Akavasi waved her hand, dismissing the subject.

"Go on with your tale, child."

"Yes, Grandmother. When I took off my clothing, Anais put her arms around me and asked that I hold her close--so I did. It made me very happy, for I had not put my arms around another person for more than four Winters and I greatly missed it.

"Then Anais put my hand on her breast. Again, I thought nothing of it--until she put her hand on my male organ. I had never mated before, of course, so I did not understand the feelings that welled up inside me when she did that.

"Before I could think what to say to her, Anais knelt before me and took my male organ into her mouth."

Mantami began to cry.

"Grandmother, I sent my seed into her mouth!

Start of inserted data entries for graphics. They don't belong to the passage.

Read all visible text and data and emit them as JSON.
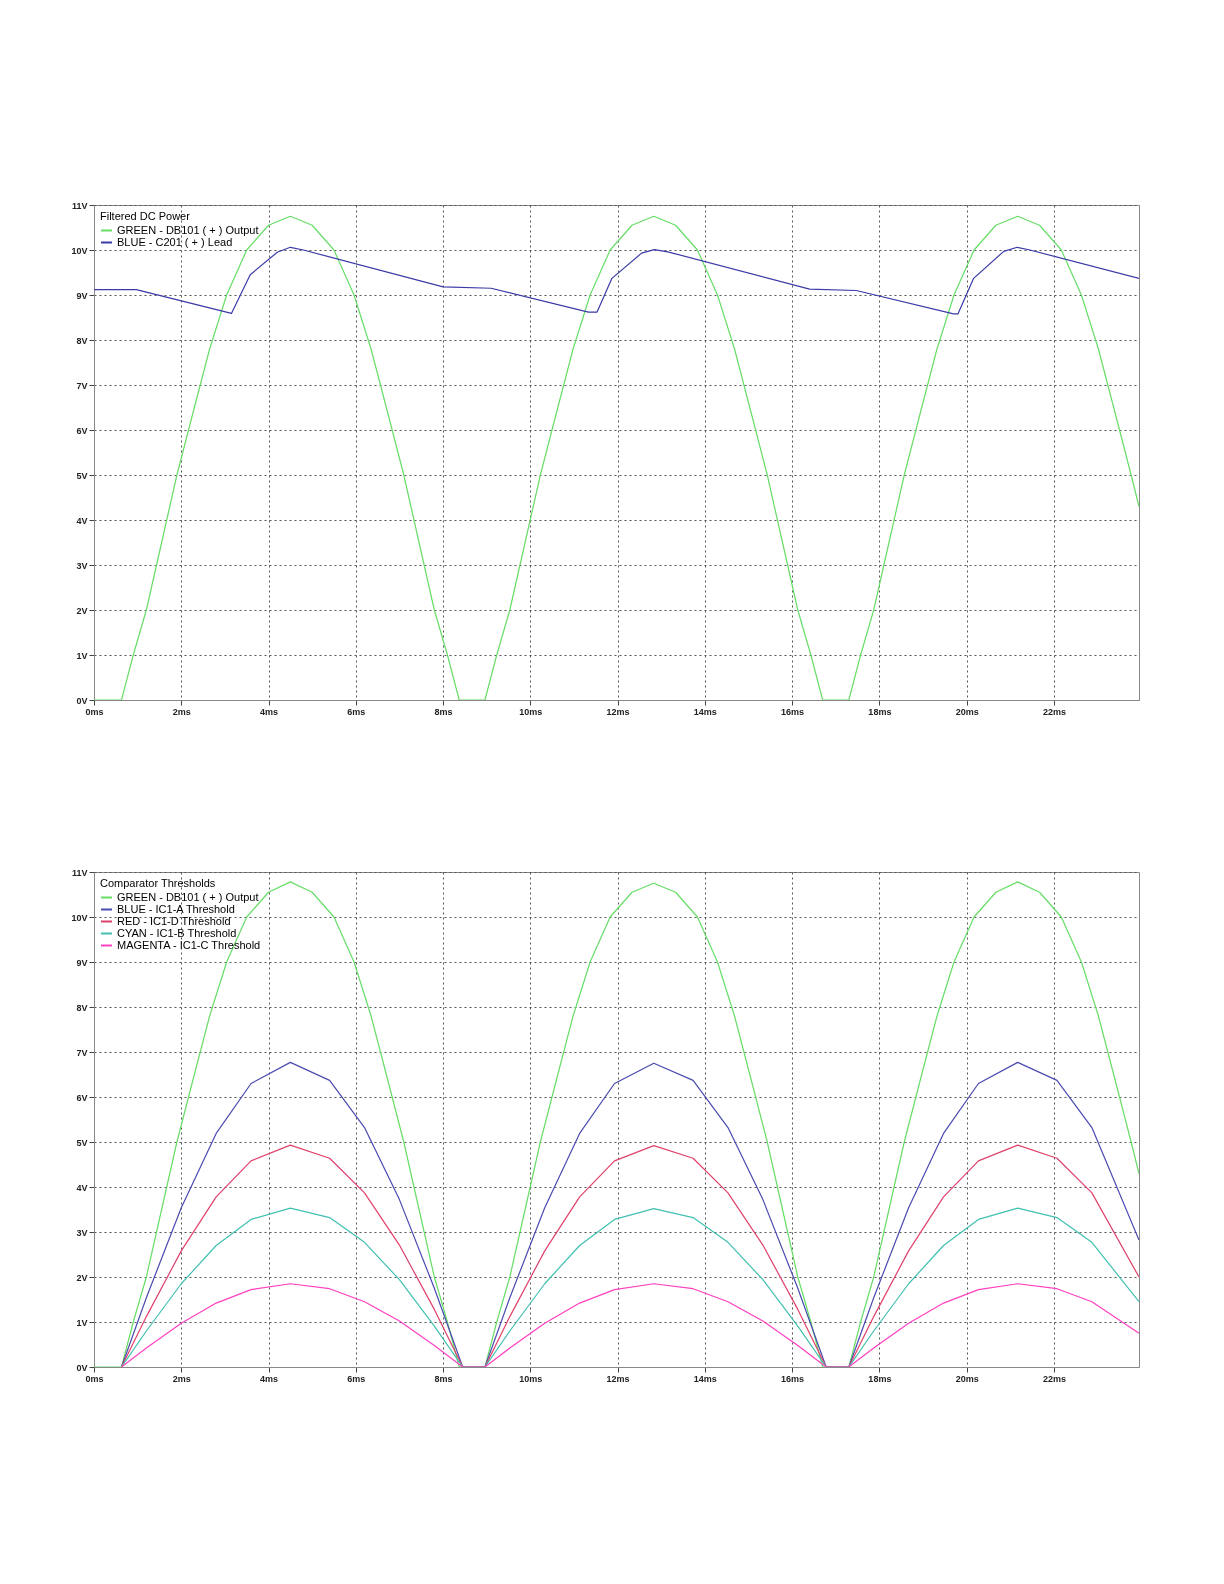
{
  "chart_data": [
    {
      "type": "line",
      "title": "Filtered DC Power",
      "legend": "top left",
      "grid": true,
      "line_style": "solid",
      "marker": "none",
      "xlim": [
        0,
        23.95
      ],
      "ylim": [
        0,
        11
      ],
      "xticks": [
        {
          "value": 0,
          "label": "0ms"
        },
        {
          "value": 2,
          "label": "2ms"
        },
        {
          "value": 4,
          "label": "4ms"
        },
        {
          "value": 6,
          "label": "6ms"
        },
        {
          "value": 8,
          "label": "8ms"
        },
        {
          "value": 10,
          "label": "10ms"
        },
        {
          "value": 12,
          "label": "12ms"
        },
        {
          "value": 14,
          "label": "14ms"
        },
        {
          "value": 16,
          "label": "16ms"
        },
        {
          "value": 18,
          "label": "18ms"
        },
        {
          "value": 20,
          "label": "20ms"
        },
        {
          "value": 22,
          "label": "22ms"
        }
      ],
      "yticks": [
        {
          "value": 0,
          "label": "0V"
        },
        {
          "value": 1,
          "label": "1V"
        },
        {
          "value": 2,
          "label": "2V"
        },
        {
          "value": 3,
          "label": "3V"
        },
        {
          "value": 4,
          "label": "4V"
        },
        {
          "value": 5,
          "label": "5V"
        },
        {
          "value": 6,
          "label": "6V"
        },
        {
          "value": 7,
          "label": "7V"
        },
        {
          "value": 8,
          "label": "8V"
        },
        {
          "value": 9,
          "label": "9V"
        },
        {
          "value": 10,
          "label": "10V"
        },
        {
          "value": 11,
          "label": "11V"
        }
      ],
      "series": [
        {
          "name": "GREEN - DB101 ( + ) Output",
          "color": "#66dd66",
          "x": [
            0,
            0.63,
            0.9,
            1.2,
            1.55,
            1.9,
            2.3,
            2.65,
            3.04,
            3.5,
            4.0,
            4.5,
            5.0,
            5.5,
            5.96,
            6.35,
            6.7,
            7.1,
            7.45,
            7.8,
            8.1,
            8.37,
            8.96,
            9.23,
            9.53,
            9.88,
            10.23,
            10.63,
            10.98,
            11.37,
            11.83,
            12.33,
            12.83,
            13.33,
            13.83,
            14.29,
            14.68,
            15.03,
            15.43,
            15.78,
            16.13,
            16.43,
            16.7,
            17.3,
            17.57,
            17.87,
            18.22,
            18.57,
            18.97,
            19.32,
            19.71,
            20.17,
            20.67,
            21.17,
            21.67,
            22.17,
            22.63,
            23.02,
            23.37,
            23.77,
            23.95
          ],
          "values": [
            0,
            0,
            1,
            2,
            3.5,
            5,
            6.5,
            7.8,
            9,
            10,
            10.55,
            10.75,
            10.55,
            10,
            9,
            7.8,
            6.5,
            5,
            3.5,
            2,
            1,
            0,
            0,
            1,
            2,
            3.5,
            5,
            6.5,
            7.8,
            9,
            10,
            10.55,
            10.75,
            10.55,
            10,
            9,
            7.8,
            6.5,
            5,
            3.5,
            2,
            1,
            0,
            0,
            1,
            2,
            3.5,
            5,
            6.5,
            7.8,
            9,
            10,
            10.55,
            10.75,
            10.55,
            10,
            9,
            7.8,
            6.5,
            5,
            4.3
          ]
        },
        {
          "name": "BLUE - C201 ( + ) Lead",
          "color": "#3a3aa8",
          "x": [
            0,
            0.97,
            3.15,
            3.58,
            4.2,
            4.5,
            4.8,
            8.0,
            9.1,
            11.33,
            11.53,
            11.87,
            12.55,
            12.84,
            13.15,
            16.4,
            17.47,
            19.7,
            19.8,
            20.16,
            20.85,
            21.16,
            21.45,
            23.95
          ],
          "values": [
            9.12,
            9.12,
            8.59,
            9.45,
            9.95,
            10.06,
            10.0,
            9.18,
            9.15,
            8.62,
            8.62,
            9.37,
            9.93,
            10.01,
            9.96,
            9.13,
            9.1,
            8.58,
            8.58,
            9.37,
            9.97,
            10.06,
            10.0,
            9.37
          ]
        }
      ]
    },
    {
      "type": "line",
      "title": "Comparator Thresholds",
      "legend": "top left",
      "grid": true,
      "line_style": "solid",
      "marker": "none",
      "xlim": [
        0,
        23.95
      ],
      "ylim": [
        0,
        11
      ],
      "xticks": [
        {
          "value": 0,
          "label": "0ms"
        },
        {
          "value": 2,
          "label": "2ms"
        },
        {
          "value": 4,
          "label": "4ms"
        },
        {
          "value": 6,
          "label": "6ms"
        },
        {
          "value": 8,
          "label": "8ms"
        },
        {
          "value": 10,
          "label": "10ms"
        },
        {
          "value": 12,
          "label": "12ms"
        },
        {
          "value": 14,
          "label": "14ms"
        },
        {
          "value": 16,
          "label": "16ms"
        },
        {
          "value": 18,
          "label": "18ms"
        },
        {
          "value": 20,
          "label": "20ms"
        },
        {
          "value": 22,
          "label": "22ms"
        }
      ],
      "yticks": [
        {
          "value": 0,
          "label": "0V"
        },
        {
          "value": 1,
          "label": "1V"
        },
        {
          "value": 2,
          "label": "2V"
        },
        {
          "value": 3,
          "label": "3V"
        },
        {
          "value": 4,
          "label": "4V"
        },
        {
          "value": 5,
          "label": "5V"
        },
        {
          "value": 6,
          "label": "6V"
        },
        {
          "value": 7,
          "label": "7V"
        },
        {
          "value": 8,
          "label": "8V"
        },
        {
          "value": 9,
          "label": "9V"
        },
        {
          "value": 10,
          "label": "10V"
        },
        {
          "value": 11,
          "label": "11V"
        }
      ],
      "series": [
        {
          "name": "GREEN - DB101 ( + ) Output",
          "color": "#66dd66",
          "x": [
            0,
            0.63,
            0.9,
            1.2,
            1.55,
            1.9,
            2.3,
            2.65,
            3.04,
            3.5,
            4.0,
            4.5,
            5.0,
            5.5,
            5.96,
            6.35,
            6.7,
            7.1,
            7.45,
            7.8,
            8.1,
            8.37,
            8.96,
            9.23,
            9.53,
            9.88,
            10.23,
            10.63,
            10.98,
            11.37,
            11.83,
            12.33,
            12.83,
            13.33,
            13.83,
            14.29,
            14.68,
            15.03,
            15.43,
            15.78,
            16.13,
            16.43,
            16.7,
            17.3,
            17.57,
            17.87,
            18.22,
            18.57,
            18.97,
            19.32,
            19.71,
            20.17,
            20.67,
            21.17,
            21.67,
            22.17,
            22.63,
            23.02,
            23.37,
            23.77,
            23.95
          ],
          "values": [
            0,
            0,
            1,
            2,
            3.5,
            5,
            6.5,
            7.8,
            9,
            10,
            10.55,
            10.78,
            10.55,
            10,
            9,
            7.8,
            6.5,
            5,
            3.5,
            2,
            1,
            0,
            0,
            1,
            2,
            3.5,
            5,
            6.5,
            7.8,
            9,
            10,
            10.55,
            10.75,
            10.55,
            10,
            9,
            7.8,
            6.5,
            5,
            3.5,
            2,
            1,
            0,
            0,
            1,
            2,
            3.5,
            5,
            6.5,
            7.8,
            9,
            10,
            10.55,
            10.78,
            10.55,
            10,
            9,
            7.8,
            6.5,
            5,
            4.3
          ]
        },
        {
          "name": "BLUE - IC1-A Threshold",
          "color": "#4a4ab0",
          "x": [
            0.63,
            1.2,
            2,
            2.8,
            3.6,
            4.5,
            5.4,
            6.2,
            7.0,
            7.8,
            8.45,
            8.96,
            9.53,
            10.33,
            11.13,
            11.93,
            12.83,
            13.73,
            14.53,
            15.33,
            16.13,
            16.78,
            17.3,
            17.87,
            18.67,
            19.47,
            20.27,
            21.17,
            22.07,
            22.87,
            23.95
          ],
          "values": [
            0,
            1.54,
            3.54,
            5.19,
            6.3,
            6.77,
            6.37,
            5.32,
            3.72,
            1.75,
            0,
            0,
            1.54,
            3.54,
            5.19,
            6.3,
            6.75,
            6.37,
            5.32,
            3.72,
            1.75,
            0,
            0,
            1.54,
            3.54,
            5.19,
            6.3,
            6.77,
            6.37,
            5.32,
            2.82
          ]
        },
        {
          "name": "RED - IC1-D Threshold",
          "color": "#e0406a",
          "x": [
            0.63,
            1.2,
            2,
            2.8,
            3.6,
            4.5,
            5.4,
            6.2,
            7.0,
            7.8,
            8.45,
            8.96,
            9.53,
            10.33,
            11.13,
            11.93,
            12.83,
            13.73,
            14.53,
            15.33,
            16.13,
            16.78,
            17.3,
            17.87,
            18.67,
            19.47,
            20.27,
            21.17,
            22.07,
            22.87,
            23.95
          ],
          "values": [
            0,
            1.12,
            2.58,
            3.78,
            4.58,
            4.93,
            4.64,
            3.87,
            2.71,
            1.28,
            0,
            0,
            1.12,
            2.58,
            3.78,
            4.58,
            4.92,
            4.64,
            3.87,
            2.71,
            1.28,
            0,
            0,
            1.12,
            2.58,
            3.78,
            4.58,
            4.93,
            4.64,
            3.87,
            2.0
          ]
        },
        {
          "name": "CYAN - IC1-B Threshold",
          "color": "#40c0b0",
          "x": [
            0.63,
            1.2,
            2,
            2.8,
            3.6,
            4.5,
            5.4,
            6.2,
            7.0,
            7.8,
            8.45,
            8.96,
            9.53,
            10.33,
            11.13,
            11.93,
            12.83,
            13.73,
            14.53,
            15.33,
            16.13,
            16.78,
            17.3,
            17.87,
            18.67,
            19.47,
            20.27,
            21.17,
            22.07,
            22.87,
            23.95
          ],
          "values": [
            0,
            0.8,
            1.85,
            2.7,
            3.28,
            3.53,
            3.32,
            2.77,
            1.94,
            0.91,
            0,
            0,
            0.8,
            1.85,
            2.7,
            3.28,
            3.52,
            3.32,
            2.77,
            1.94,
            0.91,
            0,
            0,
            0.8,
            1.85,
            2.7,
            3.28,
            3.53,
            3.32,
            2.77,
            1.45
          ]
        },
        {
          "name": "MAGENTA - IC1-C Threshold",
          "color": "#ff40c0",
          "x": [
            0.63,
            1.2,
            2,
            2.8,
            3.6,
            4.5,
            5.4,
            6.2,
            7.0,
            7.8,
            8.45,
            8.96,
            9.53,
            10.33,
            11.13,
            11.93,
            12.83,
            13.73,
            14.53,
            15.33,
            16.13,
            16.78,
            17.3,
            17.87,
            18.67,
            19.47,
            20.27,
            21.17,
            22.07,
            22.87,
            23.95
          ],
          "values": [
            0,
            0.42,
            0.97,
            1.42,
            1.72,
            1.85,
            1.74,
            1.45,
            1.02,
            0.48,
            0,
            0,
            0.42,
            0.97,
            1.42,
            1.72,
            1.85,
            1.74,
            1.45,
            1.02,
            0.48,
            0,
            0,
            0.42,
            0.97,
            1.42,
            1.72,
            1.85,
            1.74,
            1.45,
            0.75
          ]
        }
      ]
    }
  ]
}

I did not mean to--but I could not stop myself!"

The room rumbled with the sound of disapproval from the assembled Vomisa.

Akavasi's voice was stern.

"You sinned, child."

Mantami's reply was barely audible.

"Yes, Grandmother."

"Have you sinned again, since that time?"

Mantami looked up at her, his expression shocked.

"No, Grandmother! As soon as I..as soon as I realized what I had done, I ran from Anais' apartment and I never went back! I knew that I had sinned--but I did not mean to sin, Grandmother! You must believe me!"

Itakami leaned forward, her eyes hard.

"The child has sinned, Grandmother. His own words convict him. There must be a reckoning."

Akavasi's tone, like her expression, was neutral, unreadable.

"So there will be, Mother Itakami--but first there is one present who has claimed the right to speak on this child's behalf."